My friend Kevin Anderson, over on the other side of the pond, pulled back the curtain today on Open Platform, "a service that will allow partners to reuse guardian.co.uk content and data for free and weave it 'into the fabric of the internet.'"
The Guardian now joins the BBC and the New York Times in offering what developers call an API -- an application programming interface. This transforms those organizations from simply providing products into providing platforms.
A platform is a foundation on which others can build.
And what will they build? We can't possibly know.
The point of an API is that you don't know exactly what others will create, but you're sure they will create something interesting if the tools are available.
This is uncertain territory, and uncertainty can be unpleasant.
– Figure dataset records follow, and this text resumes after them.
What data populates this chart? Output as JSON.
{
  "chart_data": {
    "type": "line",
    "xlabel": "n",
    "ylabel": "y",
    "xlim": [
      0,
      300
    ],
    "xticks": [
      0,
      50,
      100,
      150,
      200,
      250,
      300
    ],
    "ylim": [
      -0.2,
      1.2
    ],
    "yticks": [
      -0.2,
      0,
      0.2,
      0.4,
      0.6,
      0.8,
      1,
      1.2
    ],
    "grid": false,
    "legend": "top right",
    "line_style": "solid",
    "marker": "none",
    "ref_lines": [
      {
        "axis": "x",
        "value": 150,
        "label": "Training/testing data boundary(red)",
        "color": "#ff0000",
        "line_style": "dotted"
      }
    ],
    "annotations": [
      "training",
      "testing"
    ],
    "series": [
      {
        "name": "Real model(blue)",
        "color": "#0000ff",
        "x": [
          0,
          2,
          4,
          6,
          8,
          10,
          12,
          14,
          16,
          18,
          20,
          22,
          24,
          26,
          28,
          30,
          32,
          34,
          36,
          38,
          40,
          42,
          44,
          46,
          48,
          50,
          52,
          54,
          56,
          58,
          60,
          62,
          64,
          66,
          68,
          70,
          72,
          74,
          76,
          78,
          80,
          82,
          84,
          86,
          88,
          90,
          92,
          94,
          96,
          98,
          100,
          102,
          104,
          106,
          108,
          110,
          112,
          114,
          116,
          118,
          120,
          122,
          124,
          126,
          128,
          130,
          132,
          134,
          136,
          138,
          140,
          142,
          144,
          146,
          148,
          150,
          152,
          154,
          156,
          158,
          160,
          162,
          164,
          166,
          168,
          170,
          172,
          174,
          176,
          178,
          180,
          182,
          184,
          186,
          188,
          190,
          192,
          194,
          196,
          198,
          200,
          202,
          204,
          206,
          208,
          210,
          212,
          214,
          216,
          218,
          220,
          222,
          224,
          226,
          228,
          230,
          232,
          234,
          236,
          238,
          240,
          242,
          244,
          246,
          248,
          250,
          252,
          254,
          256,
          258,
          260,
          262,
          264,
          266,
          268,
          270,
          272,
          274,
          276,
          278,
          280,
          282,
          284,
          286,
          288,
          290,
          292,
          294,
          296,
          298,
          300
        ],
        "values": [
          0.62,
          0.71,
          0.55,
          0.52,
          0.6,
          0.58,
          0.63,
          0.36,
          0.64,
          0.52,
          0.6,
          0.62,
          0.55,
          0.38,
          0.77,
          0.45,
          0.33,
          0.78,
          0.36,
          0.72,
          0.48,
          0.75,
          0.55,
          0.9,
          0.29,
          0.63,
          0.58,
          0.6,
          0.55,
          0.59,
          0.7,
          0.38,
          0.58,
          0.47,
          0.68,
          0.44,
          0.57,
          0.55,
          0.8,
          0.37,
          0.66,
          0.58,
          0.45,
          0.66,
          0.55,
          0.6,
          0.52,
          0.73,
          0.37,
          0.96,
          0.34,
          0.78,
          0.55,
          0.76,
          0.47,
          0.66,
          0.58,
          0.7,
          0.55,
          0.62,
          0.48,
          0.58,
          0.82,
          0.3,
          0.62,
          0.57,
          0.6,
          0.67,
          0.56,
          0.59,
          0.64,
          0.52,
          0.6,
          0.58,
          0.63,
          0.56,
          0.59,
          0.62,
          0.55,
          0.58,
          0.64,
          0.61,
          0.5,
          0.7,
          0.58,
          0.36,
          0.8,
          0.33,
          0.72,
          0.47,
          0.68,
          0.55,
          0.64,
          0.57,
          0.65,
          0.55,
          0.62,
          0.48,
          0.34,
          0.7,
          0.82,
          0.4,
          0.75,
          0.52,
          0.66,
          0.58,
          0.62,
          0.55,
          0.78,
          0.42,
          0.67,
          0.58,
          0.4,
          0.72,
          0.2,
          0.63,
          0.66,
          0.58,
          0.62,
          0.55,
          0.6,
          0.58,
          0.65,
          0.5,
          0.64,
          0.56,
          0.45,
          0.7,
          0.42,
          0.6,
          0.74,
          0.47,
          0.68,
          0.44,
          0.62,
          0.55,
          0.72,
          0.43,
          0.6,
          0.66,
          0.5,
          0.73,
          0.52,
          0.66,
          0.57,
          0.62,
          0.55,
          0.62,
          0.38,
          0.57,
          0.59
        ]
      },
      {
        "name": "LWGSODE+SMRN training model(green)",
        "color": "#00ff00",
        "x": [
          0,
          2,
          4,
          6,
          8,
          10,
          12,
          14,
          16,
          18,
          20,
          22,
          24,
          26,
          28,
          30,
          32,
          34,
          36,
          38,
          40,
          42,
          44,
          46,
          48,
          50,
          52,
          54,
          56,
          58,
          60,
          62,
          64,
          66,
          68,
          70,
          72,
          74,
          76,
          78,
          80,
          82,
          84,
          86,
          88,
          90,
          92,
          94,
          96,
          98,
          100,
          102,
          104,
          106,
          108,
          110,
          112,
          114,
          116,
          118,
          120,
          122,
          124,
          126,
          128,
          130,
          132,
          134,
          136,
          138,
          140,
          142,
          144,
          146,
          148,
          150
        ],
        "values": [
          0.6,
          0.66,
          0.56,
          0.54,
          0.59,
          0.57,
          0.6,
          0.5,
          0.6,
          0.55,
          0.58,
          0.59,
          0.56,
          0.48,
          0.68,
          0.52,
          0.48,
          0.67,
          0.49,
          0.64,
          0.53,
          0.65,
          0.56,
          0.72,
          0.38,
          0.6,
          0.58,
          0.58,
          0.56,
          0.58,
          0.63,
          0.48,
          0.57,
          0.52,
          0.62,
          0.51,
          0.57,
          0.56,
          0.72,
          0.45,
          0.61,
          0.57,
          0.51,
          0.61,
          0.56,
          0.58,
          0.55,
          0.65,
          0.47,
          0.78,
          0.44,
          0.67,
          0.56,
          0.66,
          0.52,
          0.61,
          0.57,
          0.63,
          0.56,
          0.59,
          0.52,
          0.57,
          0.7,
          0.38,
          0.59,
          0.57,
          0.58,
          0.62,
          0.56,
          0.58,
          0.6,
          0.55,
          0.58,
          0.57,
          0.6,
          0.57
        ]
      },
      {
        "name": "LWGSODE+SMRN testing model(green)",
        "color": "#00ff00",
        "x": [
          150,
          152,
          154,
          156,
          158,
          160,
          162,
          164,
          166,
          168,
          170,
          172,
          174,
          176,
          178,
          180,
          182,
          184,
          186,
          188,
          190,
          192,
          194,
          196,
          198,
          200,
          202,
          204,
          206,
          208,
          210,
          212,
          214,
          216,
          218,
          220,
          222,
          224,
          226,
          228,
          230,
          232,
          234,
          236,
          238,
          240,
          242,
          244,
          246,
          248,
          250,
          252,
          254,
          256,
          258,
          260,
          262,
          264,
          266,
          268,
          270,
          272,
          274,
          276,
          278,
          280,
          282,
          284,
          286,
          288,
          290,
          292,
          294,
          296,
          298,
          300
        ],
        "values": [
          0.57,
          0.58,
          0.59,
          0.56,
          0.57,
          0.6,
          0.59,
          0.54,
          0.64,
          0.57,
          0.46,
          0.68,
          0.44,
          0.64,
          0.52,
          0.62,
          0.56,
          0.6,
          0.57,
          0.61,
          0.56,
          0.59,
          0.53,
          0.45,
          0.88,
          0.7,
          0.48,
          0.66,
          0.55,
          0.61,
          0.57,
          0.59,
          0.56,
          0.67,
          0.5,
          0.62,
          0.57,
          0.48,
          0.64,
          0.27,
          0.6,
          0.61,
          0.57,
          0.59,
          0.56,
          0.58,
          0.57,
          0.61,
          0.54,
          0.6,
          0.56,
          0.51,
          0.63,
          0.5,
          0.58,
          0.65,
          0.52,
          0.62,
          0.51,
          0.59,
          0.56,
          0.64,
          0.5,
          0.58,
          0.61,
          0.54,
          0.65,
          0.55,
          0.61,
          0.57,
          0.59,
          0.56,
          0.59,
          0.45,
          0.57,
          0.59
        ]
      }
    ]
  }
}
Lawyers and accountants and managers don't like uncertainty. But it's exciting, isn't it?
Already today on Twitter I've seen a couple of suggestions float by, and Forrester Research web strategist Jeremiah Owyang has has half a dozen suggestions.
I'd love to have the resources the Guardian, BBC and New York Times have to create these open interfaces. I don't, of course, but I'm heartened that Dries Buytaert gets it. Dries launched the Drupal project, which led to the software we're using to rebuild our news websites. At last week's Drupalcon in Washington, he dropped a few provocative concepts into his keynote address. "We need to start thinking of the Internet as one big machine," he said. "It started by linking machines, then linking pages, now we're moving towards linking data."
Drupal already has many platform aspects, of course, but it will be getting more, including better support for Open Auth standards and real-time messaging (XMPP). You might think of real-time messaging as something for humans -- and it is, of course; Google Talk runs on XMPP. But it's also a generalized real-time information router that can be used to move all sorts of structured data among applications.
What will we do with this? I don't have a clue where this is going ... and that's OK.